The past makes sounds in history. These sounds rhyme. Yes. These sounds repeat. No, no, and no. Today, across the 102 years spanning 2021 and 1919, we’ll hear two rhymes of pandemic. I want you to remember the pair of rhymes as you move from this year now (the present) to this year next (the future). Please follow below for just a few minutes as I guide you through image and text.
…the first rhyme is mismatch…
1919 and 2021 share an important commonality. They are the second calendar years in which a pandemic occurs, unfolds, evolves, wave after wave. In both cases, in autumns of those years, the pandemics of influenza and coronavirus are on the clear decline from the worst waves of death and suffering. And yet, nerves are on edge, tensions are high, hostility between the pro- and anti-camps burns hot. You see it in the two headlines of November 2, 102 years apart but strikingly alike in season and in spirit. They rhyme in the mismatching of data and mood.

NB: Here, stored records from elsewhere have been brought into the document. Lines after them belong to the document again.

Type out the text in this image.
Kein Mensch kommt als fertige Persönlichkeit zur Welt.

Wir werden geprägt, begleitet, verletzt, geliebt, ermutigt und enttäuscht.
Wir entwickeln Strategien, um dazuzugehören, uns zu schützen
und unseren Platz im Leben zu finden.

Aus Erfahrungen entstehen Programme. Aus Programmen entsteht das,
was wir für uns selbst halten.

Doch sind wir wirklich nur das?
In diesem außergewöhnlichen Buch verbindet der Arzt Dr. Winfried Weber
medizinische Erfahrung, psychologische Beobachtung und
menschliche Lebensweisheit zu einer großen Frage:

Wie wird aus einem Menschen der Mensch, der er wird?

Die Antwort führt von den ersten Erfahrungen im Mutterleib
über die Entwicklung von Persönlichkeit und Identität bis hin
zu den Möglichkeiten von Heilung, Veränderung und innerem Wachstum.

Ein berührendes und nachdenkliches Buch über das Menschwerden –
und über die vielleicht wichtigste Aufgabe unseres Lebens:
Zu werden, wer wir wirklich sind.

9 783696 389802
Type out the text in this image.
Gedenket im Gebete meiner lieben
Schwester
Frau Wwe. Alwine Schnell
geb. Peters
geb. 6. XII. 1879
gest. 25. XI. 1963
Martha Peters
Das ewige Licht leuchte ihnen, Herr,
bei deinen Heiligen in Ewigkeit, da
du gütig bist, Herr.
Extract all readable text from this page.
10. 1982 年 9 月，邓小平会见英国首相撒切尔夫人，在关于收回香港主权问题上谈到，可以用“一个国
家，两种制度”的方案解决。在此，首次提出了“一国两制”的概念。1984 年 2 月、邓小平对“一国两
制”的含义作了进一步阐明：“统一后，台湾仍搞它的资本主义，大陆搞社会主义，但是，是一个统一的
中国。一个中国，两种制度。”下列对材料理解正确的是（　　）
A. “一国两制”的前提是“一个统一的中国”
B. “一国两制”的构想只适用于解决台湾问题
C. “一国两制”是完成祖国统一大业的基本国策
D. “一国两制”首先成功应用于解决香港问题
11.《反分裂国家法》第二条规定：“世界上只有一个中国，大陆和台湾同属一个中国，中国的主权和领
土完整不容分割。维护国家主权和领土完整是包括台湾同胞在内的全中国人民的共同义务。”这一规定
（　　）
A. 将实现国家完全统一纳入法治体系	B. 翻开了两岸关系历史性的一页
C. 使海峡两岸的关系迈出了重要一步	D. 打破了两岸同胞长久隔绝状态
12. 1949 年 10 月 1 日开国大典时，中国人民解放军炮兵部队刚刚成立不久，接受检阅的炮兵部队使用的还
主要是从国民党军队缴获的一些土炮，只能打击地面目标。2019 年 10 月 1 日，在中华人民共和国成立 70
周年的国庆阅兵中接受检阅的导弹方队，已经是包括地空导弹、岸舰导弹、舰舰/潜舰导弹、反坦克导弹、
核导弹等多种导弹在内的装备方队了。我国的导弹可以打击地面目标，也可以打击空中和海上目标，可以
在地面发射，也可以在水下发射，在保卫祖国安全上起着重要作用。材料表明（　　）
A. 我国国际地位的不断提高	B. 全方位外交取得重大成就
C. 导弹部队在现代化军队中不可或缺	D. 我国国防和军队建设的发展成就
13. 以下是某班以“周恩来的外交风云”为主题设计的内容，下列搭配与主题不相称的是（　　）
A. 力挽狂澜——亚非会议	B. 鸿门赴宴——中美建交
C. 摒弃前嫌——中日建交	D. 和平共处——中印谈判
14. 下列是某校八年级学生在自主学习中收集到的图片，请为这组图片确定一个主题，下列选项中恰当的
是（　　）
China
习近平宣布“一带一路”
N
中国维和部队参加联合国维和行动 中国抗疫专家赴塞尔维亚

The point I want you to know is that the hard numbers and statistical data of cases, deaths, and so on are not the only determinants of consensus about the pandemic’s end. They are part of it, to be sure, but they absolutely are not all of it and—get ready for a hard truth—they may not even be the most compelling piece of it. I’ve delivered a presentation to a private group where I stated that added other “un-data-ish” element is, broadly, political and commercial in nature. When commerce and politics agree that the pandemic is over, then truly it is gone. That’s what happened in the year after 1919.
…the second rhyme is normalcy…
In 1919 the phrase “return to normalcy” was practically nonexistent. Invisible. A year later and the phrase is everywhere—in political speeches, in election campaigns, in advertisements for every item you can imagine, in conversation in bars and barber shops and banquet halls. Can’t get away from it.
Warren Harding is the originator of the phrase in 1920. First a Republican candidate for the party’s presidential nomination, then the nominee, and finally the winner of the presidential election and incoming POTUS 29, Harding spoke the phrase that soon everyone repeated. The echoes of the phrase “return to normalcy”—which of course included a national agreement that the pandemic was finally over as a national menace—grew even louder in 1921, Harding’s first year in the White House.
The act of voting for a political figure who embodied normalcy was as powerful in asserting the end of the pandemic as any scientific fact or trend. This observation takes us to our concluding point for your next sixteen months (to spring’s arrival in 2023).
As events, our election of 2022 rhymes with their election of 1920. That’s my prediction, based on history from the past. For those who participate in elections as candidates, volunteers, or voters, that’s also my advice, albeit unsolicited.
What remains to be known, what remains to be lived, what remains to be heard as a sound, is how the differences in the two elections manifest themselves. After all, a rhyme isn’t a repeat or a replay. Consider the following. Then, it was for the Presidency along with much of Congress. Now, it will be for much of Congress. Then, it was Harding as the individual symbol. Now, it will be someone else and many someone elses as a collective gaggle of individual symbols. Then, it was with the assumption that a full stride of a full presidential term lays ahead. Now, it will be with the assumption that a partial step toward the presidential competition has been completed. And so much more.